Así, con oficinas en Los Ángeles, Estados Unidos, donde opera su central, y otras repartidas entre Nueva York, Toronto, Miami, Chicago, París, Buenos Aires y Jerusalem, el SWC es una entidad sumamente importante y respetada, algo que sus enemigos, claro, traducirían como «influyente y poderosa agencia del lobby judío y del sionismo internacional». Y por ahí los atacan para defenderse de sus señalamientos mientras intentan invalidar su función central: combatir la miseria del odio, con todas sus aberraciones. El Holocausto es una, pero no la única ni la última.
La segunda razón por la que este episodio debe importarnos, y mucho, es porque el señalado, actual burgomaestre de Recoleta, es una autoridad en ejercicio que, además, aspira a ser presidente de Chile. Nos ha costado, no solo sudor hoy, sino también lágrimas y sangre en el pasado, construir la imperfecta pero valiosa democracia que tenemos, apreciada por quien sabe y valora lo que es una democracia liberal, por supuesto. Y ninguna sociedad que se quiera a sí misma y espere un futuro de paz y libertad puede tolerar un solo segundo que una o varias de sus figuras públicas expresen y practiquen un sentimiento que hasta el día de hoy acosa y mata personas. Aquí, la vergüenza para Chile es lo de menos. Lo que preocupa es lo que implica que instituciones nuestras estén en manos de gente que carece de idoneidad ética.

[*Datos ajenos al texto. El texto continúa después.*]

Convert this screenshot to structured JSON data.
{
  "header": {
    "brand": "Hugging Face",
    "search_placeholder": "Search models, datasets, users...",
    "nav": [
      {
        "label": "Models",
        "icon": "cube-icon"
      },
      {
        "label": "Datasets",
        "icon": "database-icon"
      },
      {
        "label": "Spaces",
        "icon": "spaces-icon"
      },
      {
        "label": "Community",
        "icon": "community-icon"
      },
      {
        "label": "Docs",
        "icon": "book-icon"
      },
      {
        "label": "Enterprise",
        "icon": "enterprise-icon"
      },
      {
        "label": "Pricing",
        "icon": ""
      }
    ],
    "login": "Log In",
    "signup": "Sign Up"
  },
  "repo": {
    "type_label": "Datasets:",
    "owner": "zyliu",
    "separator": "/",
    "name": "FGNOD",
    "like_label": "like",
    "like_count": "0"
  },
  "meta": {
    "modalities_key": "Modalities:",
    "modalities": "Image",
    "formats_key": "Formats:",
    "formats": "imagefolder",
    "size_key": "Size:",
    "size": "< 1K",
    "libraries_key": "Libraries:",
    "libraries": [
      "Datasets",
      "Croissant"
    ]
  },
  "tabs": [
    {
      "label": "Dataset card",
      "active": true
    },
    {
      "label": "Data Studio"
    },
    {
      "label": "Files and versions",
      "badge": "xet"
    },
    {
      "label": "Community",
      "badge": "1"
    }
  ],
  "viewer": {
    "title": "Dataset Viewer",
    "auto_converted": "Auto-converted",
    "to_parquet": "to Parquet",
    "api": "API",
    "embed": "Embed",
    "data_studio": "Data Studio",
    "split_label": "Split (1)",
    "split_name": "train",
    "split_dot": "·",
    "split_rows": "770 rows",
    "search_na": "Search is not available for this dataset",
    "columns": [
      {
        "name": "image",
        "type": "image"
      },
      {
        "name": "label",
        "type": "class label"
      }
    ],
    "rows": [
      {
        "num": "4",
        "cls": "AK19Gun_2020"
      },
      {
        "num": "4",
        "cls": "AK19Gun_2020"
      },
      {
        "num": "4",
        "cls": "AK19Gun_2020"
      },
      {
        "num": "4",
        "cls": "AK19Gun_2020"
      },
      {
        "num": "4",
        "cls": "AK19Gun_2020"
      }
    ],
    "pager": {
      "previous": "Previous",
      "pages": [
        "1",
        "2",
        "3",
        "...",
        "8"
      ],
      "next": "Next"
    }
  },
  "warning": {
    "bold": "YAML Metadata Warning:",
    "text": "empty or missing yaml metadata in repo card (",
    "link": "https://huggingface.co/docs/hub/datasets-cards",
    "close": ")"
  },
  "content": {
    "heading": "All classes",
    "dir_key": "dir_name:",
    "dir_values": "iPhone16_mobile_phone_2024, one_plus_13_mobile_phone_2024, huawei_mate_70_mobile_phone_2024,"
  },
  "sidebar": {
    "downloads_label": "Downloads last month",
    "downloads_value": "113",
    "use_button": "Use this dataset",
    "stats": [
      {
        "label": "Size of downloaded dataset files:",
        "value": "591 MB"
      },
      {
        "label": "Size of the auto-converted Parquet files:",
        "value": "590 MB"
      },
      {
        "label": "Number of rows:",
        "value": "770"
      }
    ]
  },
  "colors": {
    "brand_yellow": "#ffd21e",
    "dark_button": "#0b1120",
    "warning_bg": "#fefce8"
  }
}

Si el acusado alcalde y candidato llegara a gobernar un país como el nuestro, ¿cómo trataría a los chilenos judíos?; ya tenemos una idea de cómo trataría un comunista a la disidencia y a los «enemigos de clase». ¿Cómo sería su política exterior? ¿Se acercaría, como Venezuela, a organizaciones terroristas y a teocracias criminales como Irán, que quieren «borrar a Israel del mapa». ¿Qué sería del prestigio de Chile y de sus ciudadanos?

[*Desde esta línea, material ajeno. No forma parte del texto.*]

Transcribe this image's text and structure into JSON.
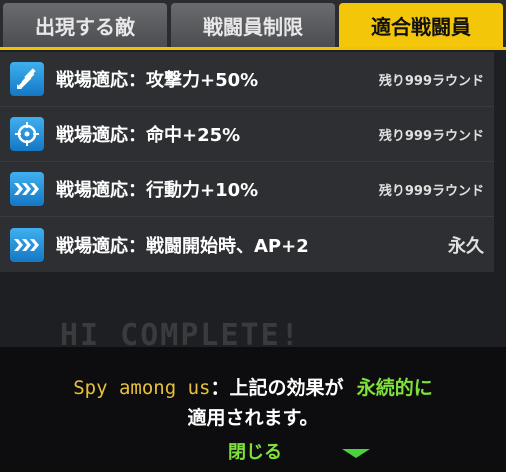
{
  "tabs": [
    {
      "label": "出現する敵",
      "active": false
    },
    {
      "label": "戦闘員制限",
      "active": false
    },
    {
      "label": "適合戦闘員",
      "active": true
    }
  ],
  "effects": [
    {
      "icon": "attack-up-icon",
      "label": "戦場適応：攻撃力+50%",
      "remaining": "残り999ラウンド"
    },
    {
      "icon": "crosshair-icon",
      "label": "戦場適応：命中+25%",
      "remaining": "残り999ラウンド"
    },
    {
      "icon": "speed-arrows-icon",
      "label": "戦場適応：行動力+10%",
      "remaining": "残り999ラウンド"
    },
    {
      "icon": "speed-arrows-icon",
      "label": "戦場適応：戦闘開始時、AP+2",
      "remaining": "永久"
    }
  ],
  "message": {
    "name": "Spy among us",
    "text_part1": "：上記の効果が",
    "highlight": "永続的に",
    "text_part2": "適用されます。"
  },
  "close_label": "閉じる",
  "background": {
    "ghost_text": "HI COMPLETE!"
  },
  "colors": {
    "accent": "#f4c60a",
    "icon_blue": "#2a93dc",
    "highlight_green": "#7ee23a",
    "name_gold": "#e8c13a"
  }
}
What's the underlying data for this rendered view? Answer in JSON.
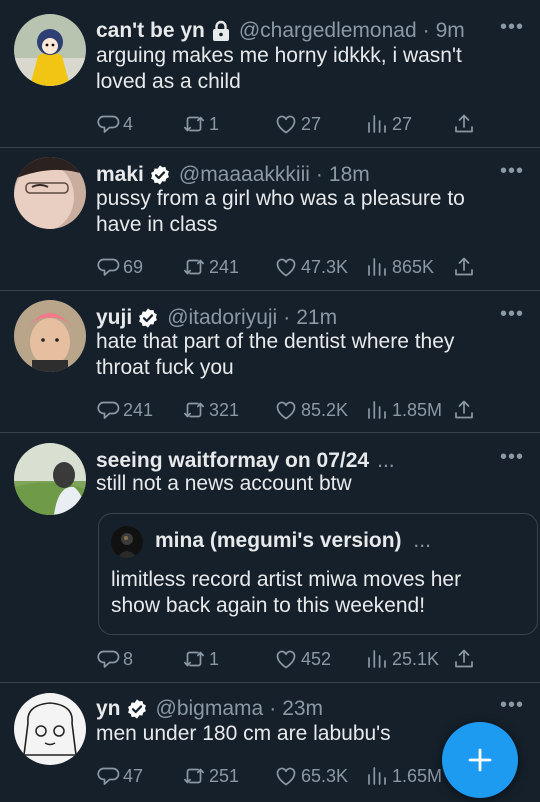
{
  "colors": {
    "background": "#15202b",
    "divider": "#38444d",
    "primary_text": "#e7e9ea",
    "secondary_text": "#8b98a5",
    "accent": "#1d9bf0"
  },
  "tweets": [
    {
      "name": "can't be yn",
      "badge": "lock-icon",
      "handle": "@chargedlemonad",
      "time": "9m",
      "text": "arguing makes me horny idkkk, i wasn't loved as a child",
      "replies": "4",
      "retweets": "1",
      "likes": "27",
      "views": "27"
    },
    {
      "name": "maki",
      "badge": "verified-icon",
      "handle": "@maaaakkkiii",
      "time": "18m",
      "text": "pussy from a girl who was a pleasure to have in class",
      "replies": "69",
      "retweets": "241",
      "likes": "47.3K",
      "views": "865K"
    },
    {
      "name": "yuji",
      "badge": "verified-icon",
      "handle": "@itadoriyuji",
      "time": "21m",
      "text": "hate that part of the dentist where they throat fuck you",
      "replies": "241",
      "retweets": "321",
      "likes": "85.2K",
      "views": "1.85M"
    },
    {
      "name": "seeing waitformay on 07/24",
      "name_trail": "...",
      "text": "still not a news account btw",
      "quote": {
        "name": "mina (megumi's version)",
        "name_trail": "...",
        "text": "limitless record artist miwa moves her show back again to this weekend!"
      },
      "replies": "8",
      "retweets": "1",
      "likes": "452",
      "views": "25.1K"
    },
    {
      "name": "yn",
      "badge": "verified-icon",
      "handle": "@bigmama",
      "time": "23m",
      "text": "men under 180 cm are labubu's",
      "replies": "47",
      "retweets": "251",
      "likes": "65.3K",
      "views": "1.65M"
    }
  ],
  "fab": {
    "icon": "plus-icon",
    "label": "+"
  }
}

La tercera razón golpea a quienes creen «bueno, es que esto afecta a los judíos, no a nosotros». Pues bien, el antisemitismo, según la Real Academia Española, es la muestra de hostilidad o prejuicios hacia los judíos, su cultura o su influencia, mientras la Alianza Internacional para el Recuerdo del Holocausto (IHRA por sus siglas en inglés) dice que es «una cierta percepción de los judíos que puede expresarse como el odio a los judíos». Y sigue explicando que las manifestaciones físicas y retóricas del antisemitismo se dirigen a personas judías o no judías y/o a sus bienes, a las instituciones de las comunidades judías y a sus lugares de culto. Pero el punto verdaderamente central y peligroso no está en la identidad del sujeto despreciado por el antisemita, sino en el hecho de odiar a un grupo humano. Y hacerlo además por lo que es. Por eso es terrible decir que esto «afecta solo a los judíos» (y que se las arreglen ellos). Es contrario a lo que, como personas decentes, debemos considerar: el respeto, la tolerancia y la dignidad humana, sin distinciones étnicas, religiosas, culturales o de otro tipo. Así, el antisemitismo como odio a un grupo humano y la potencial disposición a liquidarlo es un problema de todos.
El lugar que el SWC le ha otorgado a Daniel Jadue en una lista tan infame, compartida para su desgracia con antisemitas de extrema derecha, por cierto, podrá lucirlo el alcalde entre radicales, violentos y gente de poca y nada vocación democrática, si es que no le fastidia en sus aspiraciones políticas. Pero a nosotros, en Chile, debería alarmarnos. Y hacernos pensar cómo hemos permitido que personas con ideologías y sentimientos incompatibles con la civilidad y los derechos humanos —el comunismo y el antisemitismo— sean más o menos populares y ocupen cargos con poder. En una democracia, donde elegimos a los líderes y les pedimos cuentas, eso dice más de nosotros como ciudadanos que del propio acusado.